I really have enjoyed reading books on natural disasters of history and how humans have responded to them. I was even published once on the 1906 SF earthquake. This seemed right up my alley. I had wanted to read Winchester's Krakatoa for some years, but opted to read about Tambora's eruption because it was much more enormous and the effects more disastrous. This book too little time on the actual eruption and too much time on molecules in the troposphere. This is not too surprising as one of the co-authors is a meteorologist, but that wasn't what I was looking for. A larger portion of the book is devoted to the cold weather in Europe and the United States/Canada (not really what the weather in other places was) in 1816. To make the argument that it was very cold, there is chapter after chapter of small references in diaries of it snowing or that someone had to wear a coat outside and that it was colder than anyone living could remember, etc.--we get it; it was unusual weather. That part was a bore, but luckily there were some redeeming qualities. The book bounces back and forth from what the weather was doing (and how crops were dying, etc.) to the general state of interesting historical events of the same year: for example Napoleon came back to France, and boy what that a story to tell! As well, there were a few very interesting links between the volcano-induced weather and how certain influential lives were changed. For example: Mary Shelly wrote Frankenstein that summer and was surely influenced by the fantastic lightening storms over Lake Geneva and the snowy French Alps of 1816. Joseph Smith Jr's family in the United States was forced to leave their New Hampshire farm after a crop failure and move to where he would eventually would claim to have found the Book of Mormon. In fact, the mass migration due to poor crops these few years helped empty out large towns of New England and found the Midwest. These are the examples of why the book has the subtitle "...and Changed World History." In summary: it was okay, but it could have been shorter for the amount of redundancy, and we never really get a glimpse of how the rest of the world's climate was affected. Is it true Tambora "...Darkened the [entire] World..."?
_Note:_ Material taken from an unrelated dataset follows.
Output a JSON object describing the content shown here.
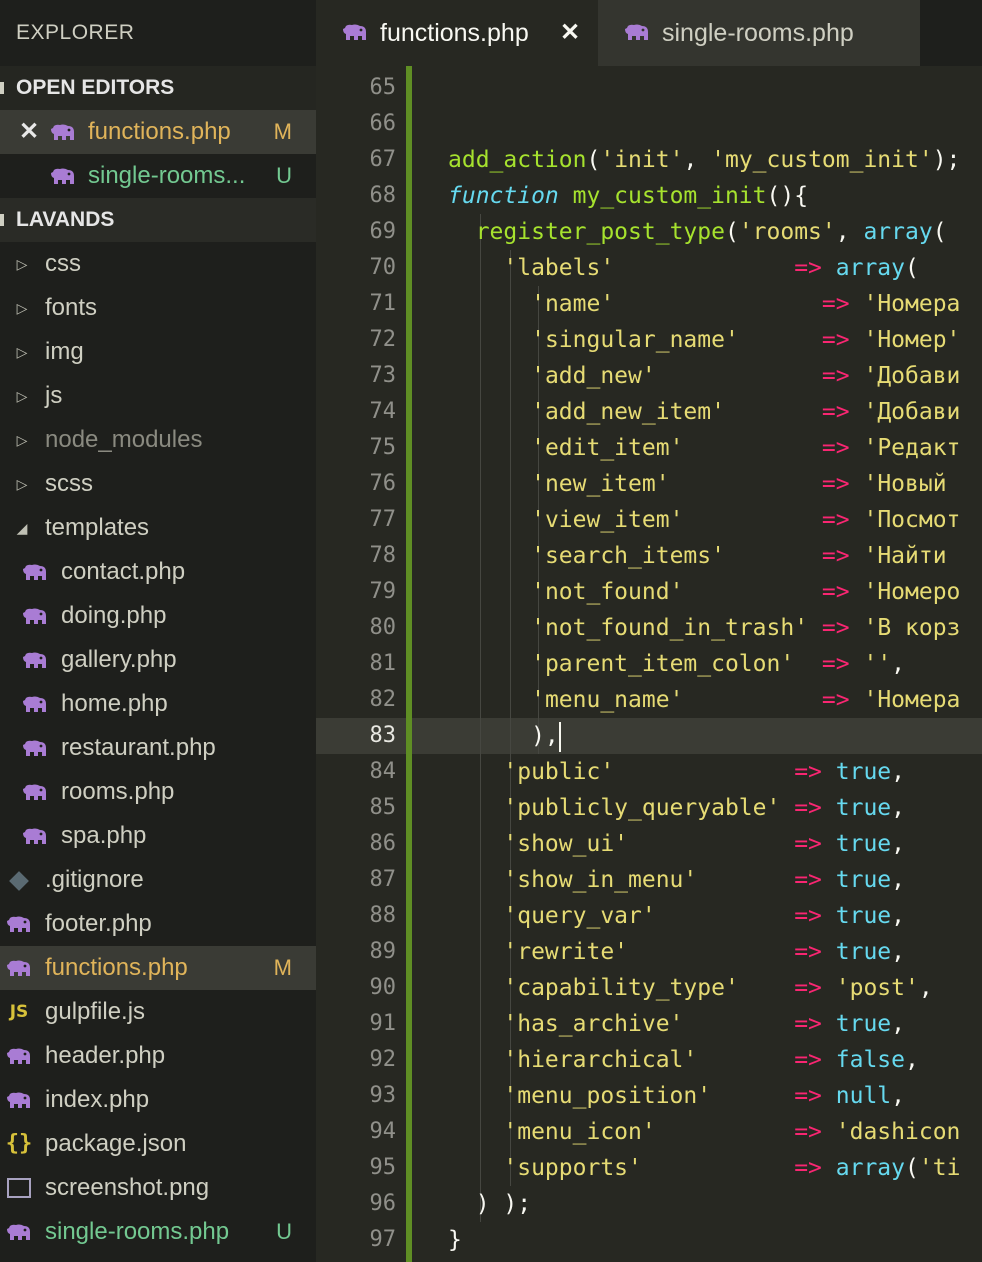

Anyone who is interested in climate change whether caused by man or nature will find this an interesting book that deals with the implications of major impacts to Earth's biosphere because of changes to our atmosphere. A companion book, if one ignores the socialist rhetoric in the first third of the book, is Late Victorian Holocausts: El Niño Famines and the Making of the Third World. The book is well written and brings home how dependent we are on the vagracies of weather or changes in the expected climate. Understanding how these major events and oscillations in the global wind patterns affect us locally will give us a better appreciation of the implications of climate change.